Upamanyu Hazarika, convenor of Prabajan Virodhi Manch said that this particular provision on the form has raised a lot of concern in the public domain that this will be a strong deterrent to filing any objection. The reliance is on section 17 of the Citizenship Act, 1955 which provides that any person who procuring anything to be done or not to be done under that Act knowingly makes any representation which is false in a material particular shall be punishable up to imprisonment of five years and fine of up to Rs 50,000. This is in respect of the Citizenship Act which regulates the right to grant of citizenship through various modes, by birth, by descent, registration, naturalization, overseas citizenship, etc.
Hazarika said that the grant of citizenship by these different modes requires furnishing of information, particulars in prescribed forms in this regard. It is in respect of such particulars that will be furnished towards the grant of citizenship that an offence has been construed in respect of particulars supplied by those seeking citizenship.
Section 14 A inserted by amendment of December 3, 2004 deals with issuance of national identity cards after registering every citizen of India. There is no reference in the Citizenship Act to any objection to be filed regarding grant of citizenship. The NRC updating exercise is carried out under the Citizenship (Registration of Citizens and Issue of National Cards) Rules 2003.
These rules set out the manner of preparation of National Register of Citizens and rule 4 A make special provisions with respect to Assam. Rule 9 provides for the Registrar General of Citizen Register specifying the procedure for preparation of NRC and disposal of claims and objections.
Rule 17 of the rules are relevant as it provides that any violation of rules 5, 7, 8, 10, 11 and 14 shall be punishable with fine which may extend to Rs 1000. The rules therefore do not even contemplate any penalty, leave alone any offence in respect of Rule 9 dealing with claims and objections. The Citizenship rules of 2003 under which NRC updating is carried do not create or define an offence in respect of Rule 9 dealing with claims and objections, but section 17 of the Citizenship Act is brought in which applies in terms of the Act only to those who have applied for grant of citizenship.
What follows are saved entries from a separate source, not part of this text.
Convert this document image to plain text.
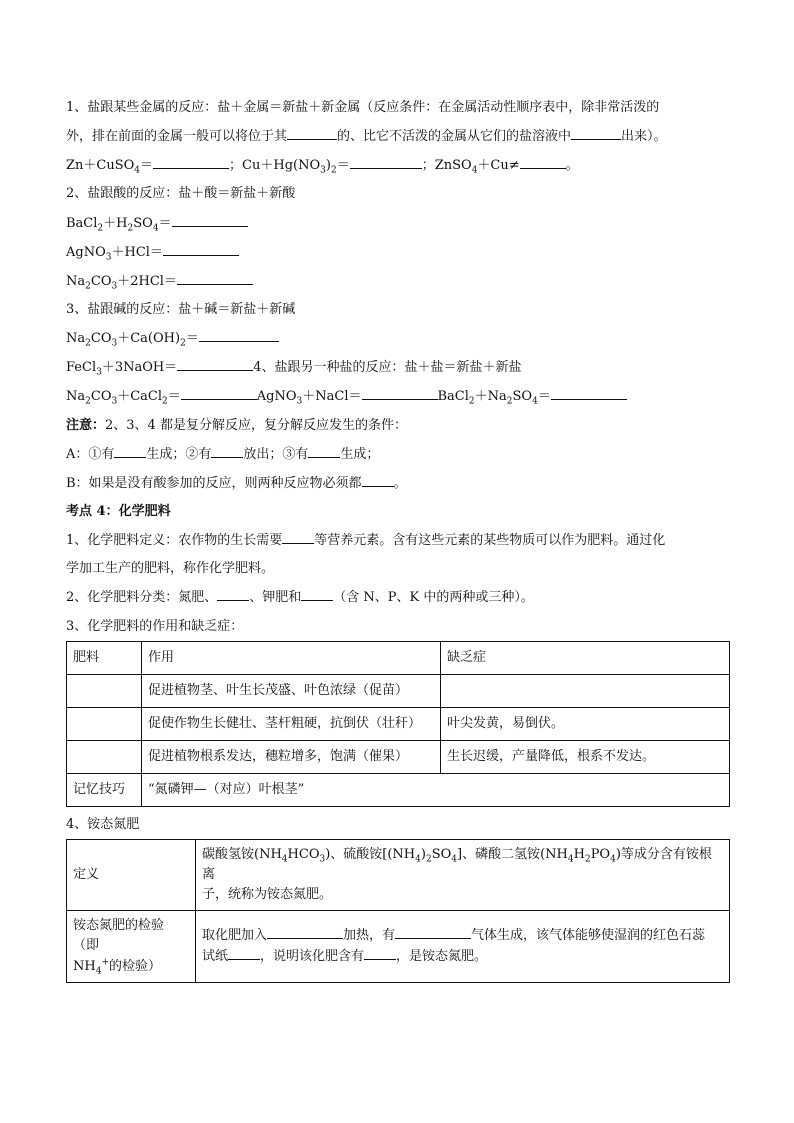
1、盐跟某些金属的反应：盐＋金属＝新盐＋新金属（反应条件：在金属活动性顺序表中，除非常活泼的

外，排在前面的金属一般可以将位于其	的、比它不活泼的金属从它们的盐溶液中	出来）。

Zn＋CuSO$_4$＝	；$Cu+Hg(NO_3)_2=$	；ZnSO$_4$＋Cu≠	。

2、盐跟酸的反应：盐＋酸＝新盐＋新酸

$BaCl_2+H_2SO_4=$

AgNO$_3$＋HCl＝

$Na_2CO_3+2HCl=$

3、盐跟碱的反应：盐＋碱＝新盐＋新碱

$Na_2CO_3+Ca(OH)_2=$

FeCl$_3$＋3NaOH＝	4、盐跟另一种盐的反应：盐＋盐＝新盐＋新盐

$Na_2CO_3+CaCl_2=$	AgNO$_3$＋NaCl＝	$BaCl_2+Na_2SO_4=$

注意：2、3、4 都是复分解反应，复分解反应发生的条件：

A：①有 生成；②有 放出；③有 生成；

B：如果是没有酸参加的反应，则两种反应物必须都 。

考点 4：化学肥料

1、化学肥料定义：农作物的生长需要 等营养元素。含有这些元素的某些物质可以作为肥料。通过化

学加工生产的肥料，称作化学肥料。

2、化学肥料分类：氮肥、 、钾肥和 （含 N、P、K 中的两种或三种）。

3、化学肥料的作用和缺乏症：

肥料	作用	缺乏症
	促进植物茎、叶生长茂盛、叶色浓绿（促苗）	
	促使作物生长健壮、茎杆粗硬，抗倒伏（壮秆）	叶尖发黄，易倒伏。
	促进植物根系发达，穗粒增多，饱满（催果）	生长迟缓，产量降低，根系不发达。
记忆技巧	“氮磷钾—（对应）叶根茎”	

4、铵态氮肥

定义	碳酸氢铵$(NH_4HCO_3)$、硫酸铵$[(NH_4)_2SO_4]$、磷酸二氢铵$(NH_4H_2PO_4)$等成分含有铵根离
子，统称为铵态氮肥。

铵态氮肥的检验
（即 $NH_4^+$的检验）	取化肥加入 加热，有 气体生成，该气体能够使湿润的红色石蕊
试纸 ，说明该化肥含有 ，是铵态氮肥。
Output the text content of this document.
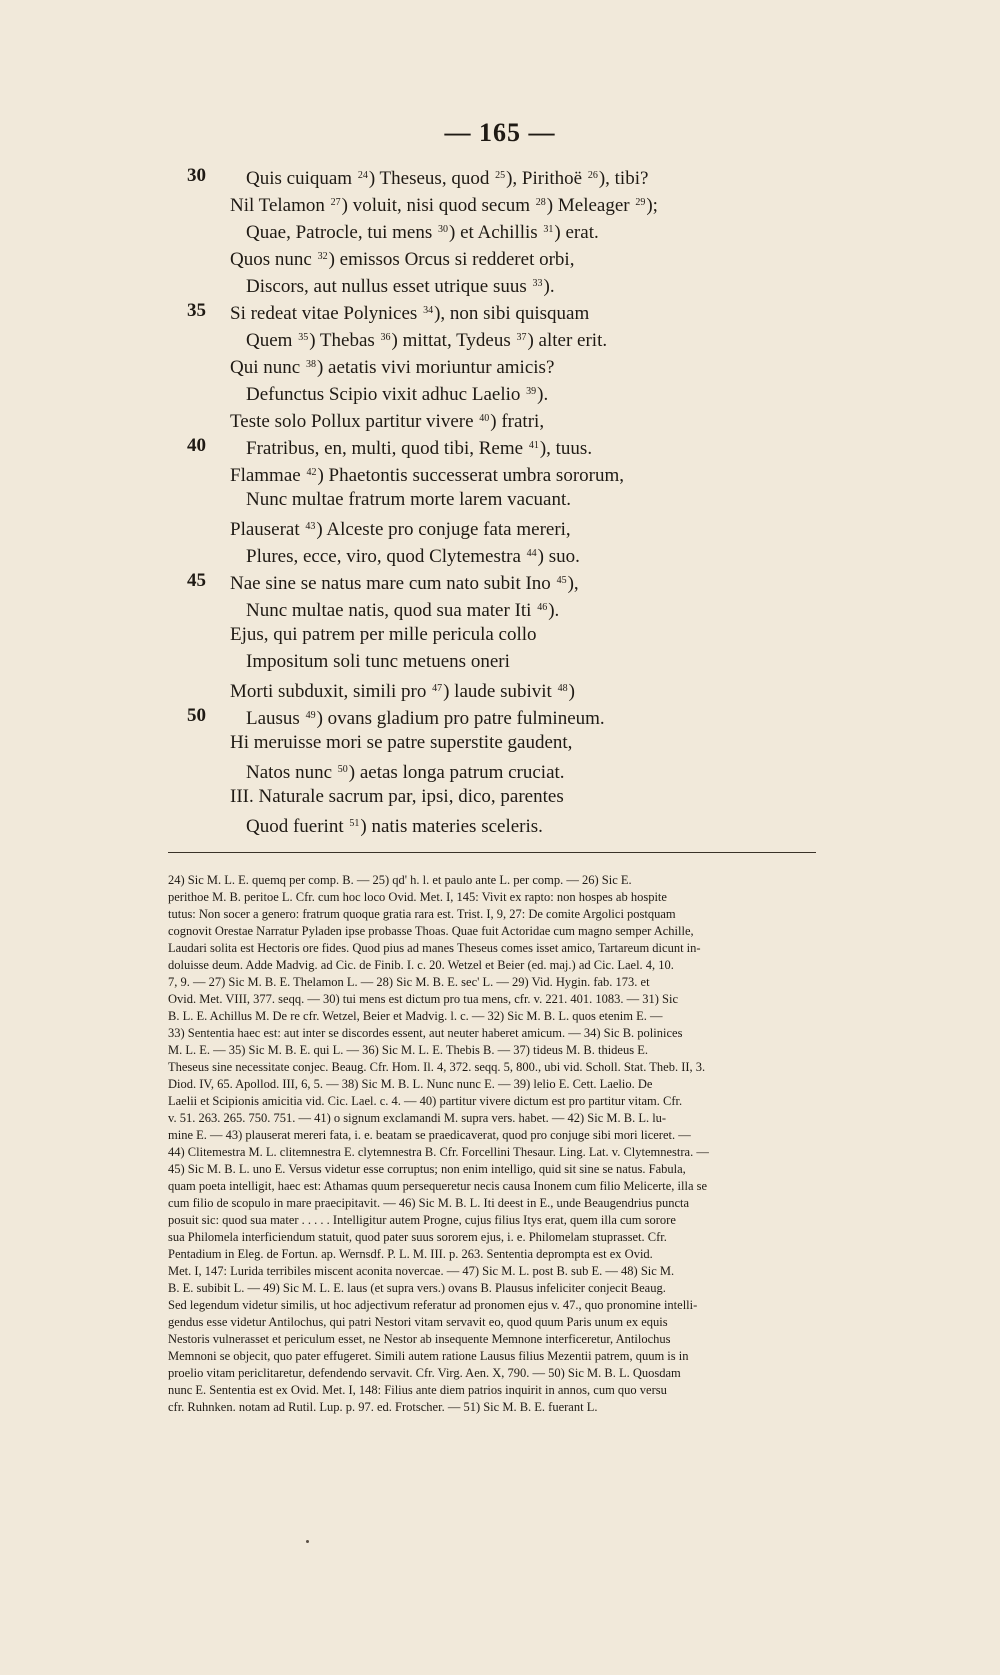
— 165 —
30 Quis cuiquam $^{24}$) Theseus, quod $^{25}$), Pirithoë $^{26}$), tibi?
Nil Telamon $^{27}$) voluit, nisi quod secum $^{28}$) Meleager $^{29}$);
Quae, Patrocle, tui mens $^{30}$) et Achillis $^{31}$) erat.
Quos nunc $^{32}$) emissos Orcus si redderet orbi,
Discors, aut nullus esset utrique suus $^{33}$).
35 Si redeat vitae Polynices $^{34}$), non sibi quisquam
Quem $^{35}$) Thebas $^{36}$) mittat, Tydeus $^{37}$) alter erit.
Qui nunc $^{38}$) aetatis vivi moriuntur amicis?
Defunctus Scipio vixit adhuc Laelio $^{39}$).
Teste solo Pollux partitur vivere $^{40}$) fratri,
40 Fratribus, en, multi, quod tibi, Reme $^{41}$), tuus.
Flammae $^{42}$) Phaetontis successerat umbra sororum,
Nunc multae fratrum morte larem vacuant.
Plauserat $^{43}$) Alceste pro conjuge fata mereri,
Plures, ecce, viro, quod Clytemestra $^{44}$) suo.
45 Nae sine se natus mare cum nato subit Ino $^{45}$),
Nunc multae natis, quod sua mater Iti $^{46}$).
Ejus, qui patrem per mille pericula collo
Impositum soli tunc metuens oneri
Morti subduxit, simili pro $^{47}$) laude subivit $^{48}$)
50 Lausus $^{49}$) ovans gladium pro patre fulmineum.
Hi meruisse mori se patre superstite gaudent,
Natos nunc $^{50}$) aetas longa patrum cruciat.
III. Naturale sacrum par, ipsi, dico, parentes
Quod fuerint $^{51}$) natis materies sceleris.
24) Sic M. L. E. quemq per comp. B. — 25) qd' h. l. et paulo ante L. per comp. — 26) Sic E.
perithoe M. B. peritoe L. Cfr. cum hoc loco Ovid. Met. I, 145: Vivit ex rapto: non hospes ab hospite
tutus: Non socer a genero: fratrum quoque gratia rara est. Trist. I, 9, 27: De comite Argolici postquam
cognovit Orestae Narratur Pyladen ipse probasse Thoas. Quae fuit Actoridae cum magno semper Achille,
Laudari solita est Hectoris ore fides. Quod pius ad manes Theseus comes isset amico, Tartareum dicunt in-
doluisse deum. Adde Madvig. ad Cic. de Finib. I. c. 20. Wetzel et Beier (ed. maj.) ad Cic. Lael. 4, 10.
7, 9. — 27) Sic M. B. E. Thelamon L. — 28) Sic M. B. E. sec' L. — 29) Vid. Hygin. fab. 173. et
Ovid. Met. VIII, 377. seqq. — 30) tui mens est dictum pro tua mens, cfr. v. 221. 401. 1083. — 31) Sic
B. L. E. Achillus M. De re cfr. Wetzel, Beier et Madvig. l. c. — 32) Sic M. B. L. quos etenim E. —
33) Sententia haec est: aut inter se discordes essent, aut neuter haberet amicum. — 34) Sic B. polinices
M. L. E. — 35) Sic M. B. E. qui L. — 36) Sic M. L. E. Thebis B. — 37) tideus M. B. thideus E.
Theseus sine necessitate conjec. Beaug. Cfr. Hom. Il. 4, 372. seqq. 5, 800., ubi vid. Scholl. Stat. Theb. II, 3.
Diod. IV, 65. Apollod. III, 6, 5. — 38) Sic M. B. L. Nunc nunc E. — 39) lelio E. Cett. Laelio. De
Laelii et Scipionis amicitia vid. Cic. Lael. c. 4. — 40) partitur vivere dictum est pro partitur vitam. Cfr.
v. 51. 263. 265. 750. 751. — 41) o signum exclamandi M. supra vers. habet. — 42) Sic M. B. L. lu-
mine E. — 43) plauserat mereri fata, i. e. beatam se praedicaverat, quod pro conjuge sibi mori liceret. —
44) Clitemestra M. L. clitemnestra E. clytemnestra B. Cfr. Forcellini Thesaur. Ling. Lat. v. Clytemnestra. —
45) Sic M. B. L. uno E. Versus videtur esse corruptus; non enim intelligo, quid sit sine se natus. Fabula,
quam poeta intelligit, haec est: Athamas quum persequeretur necis causa Inonem cum filio Melicerte, illa se
cum filio de scopulo in mare praecipitavit. — 46) Sic M. B. L. Iti deest in E., unde Beaugendrius puncta
posuit sic: quod sua mater . . . . . Intelligitur autem Progne, cujus filius Itys erat, quem illa cum sorore
sua Philomela interficiendum statuit, quod pater suus sororem ejus, i. e. Philomelam stuprasset. Cfr.
Pentadium in Eleg. de Fortun. ap. Wernsdf. P. L. M. III. p. 263. Sententia deprompta est ex Ovid.
Met. I, 147: Lurida terribiles miscent aconita novercae. — 47) Sic M. L. post B. sub E. — 48) Sic M.
B. E. subibit L. — 49) Sic M. L. E. laus (et supra vers.) ovans B. Plausus infeliciter conjecit Beaug.
Sed legendum videtur similis, ut hoc adjectivum referatur ad pronomen ejus v. 47., quo pronomine intelli-
gendus esse videtur Antilochus, qui patri Nestori vitam servavit eo, quod quum Paris unum ex equis
Nestoris vulnerasset et periculum esset, ne Nestor ab insequente Memnone interficeretur, Antilochus
Memnoni se objecit, quo pater effugeret. Simili autem ratione Lausus filius Mezentii patrem, quum is in
proelio vitam periclitaretur, defendendo servavit. Cfr. Virg. Aen. X, 790. — 50) Sic M. B. L. Quosdam
nunc E. Sententia est ex Ovid. Met. I, 148: Filius ante diem patrios inquirit in annos, cum quo versu
cfr. Ruhnken. notam ad Rutil. Lup. p. 97. ed. Frotscher. — 51) Sic M. B. E. fuerant L.
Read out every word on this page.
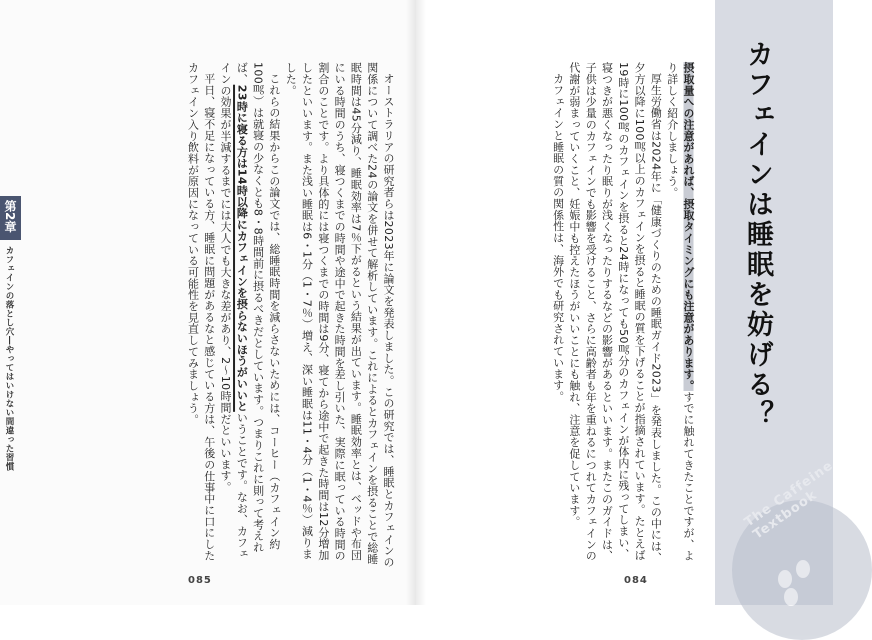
第2章
カフェインの落とし穴―やってはいけない間違った習慣	オーストラリアの研究者らは2023年に論文を発表しました。この研究では、睡眠とカフェインの関係について調べた24の論文を併せて解析しています。これによるとカフェインを摂ることで総睡眠時間は45分減り、睡眠効率は7％下がるという結果が出ています。睡眠効率とは、ベッドや布団にいる時間のうち、寝つくまでの時間や途中で起きた時間を差し引いた、実際に眠っている時間の割合のことです。より具体的には寝つくまでの時間は9分、寝てから途中で起きた時間は12分増加したといいます。また浅い睡眠は6・1分（1・7％）増え、深い睡眠は11・4分（1・4％）減りました。

これらの結果からこの論文では、総睡眠時間を減らさないためには、コーヒー（カフェイン約100㎎）は就寝の少なくとも8・8時間前に摂るべきだとしています。つまりこれに則って考えれば、23時に寝る方は14時以降にカフェインを摂らないほうがいいということです。なお、カフェインの効果が半減するまでには大人でも大きな差があり、2〜10時間だといいます。

平日、寝不足になっている方、睡眠に問題があるなと感じている方は、午後の仕事中に口にしたカフェイン入り飲料が原因になっている可能性を見直してみましょう。

085
カフェインは睡眠を妨げる？
The Caffeine Textbook

摂取量への注意があれば、摂取タイミングにも注意があります。すでに触れてきたことですが、より詳しく紹介しましょう。

厚生労働省は2024年に「健康づくりのための睡眠ガイド2023」を発表しました。この中には、夕方以降に100㎎以上のカフェインを摂ると睡眠の質を下げることが指摘されています。たとえば19時に100㎎のカフェインを摂ると24時になっても50㎎分のカフェインが体内に残ってしまい、寝つきが悪くなったり眠りが浅くなったりするなどの影響があるといいます。またこのガイドは、子供は少量のカフェインでも影響を受けること、さらに高齢者も年を重ねるにつれてカフェインの代謝が弱まっていくこと、妊娠中も控えたほうがいいことにも触れ、注意を促しています。

カフェインと睡眠の質の関係性は、海外でも研究されています。

084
Even there is a qualification, someone who “knowingly” makes any representation which is false in a material particular. Knowledge of such representation being false is a requirement to be proved.
In the present case, the form merely says false representation, which itself is misleading of the provisions of the Citizenship Act, even though Section 17 does not appear to be applicable.
The whole exercise of inviting objections seems to be rendered a nullity as it will be a strong deterrent to any person to file any objection and in fact the provision defining the offence at Section 17 of the Citizenship Act does not appear to be applicable and impliedly excluded by the rules, which provide for a fine of Rs 1000 as the maximum penalty. In the case of claims and objections in terms of rule 9, there is no penalty prescribed in respect of the falsity of any information in this process.
Hazarika said that the requisite authorities will be well advised to seek legal counsel / opinion in this regard as to the correctness and validity of the insertion of such a warning to the objector.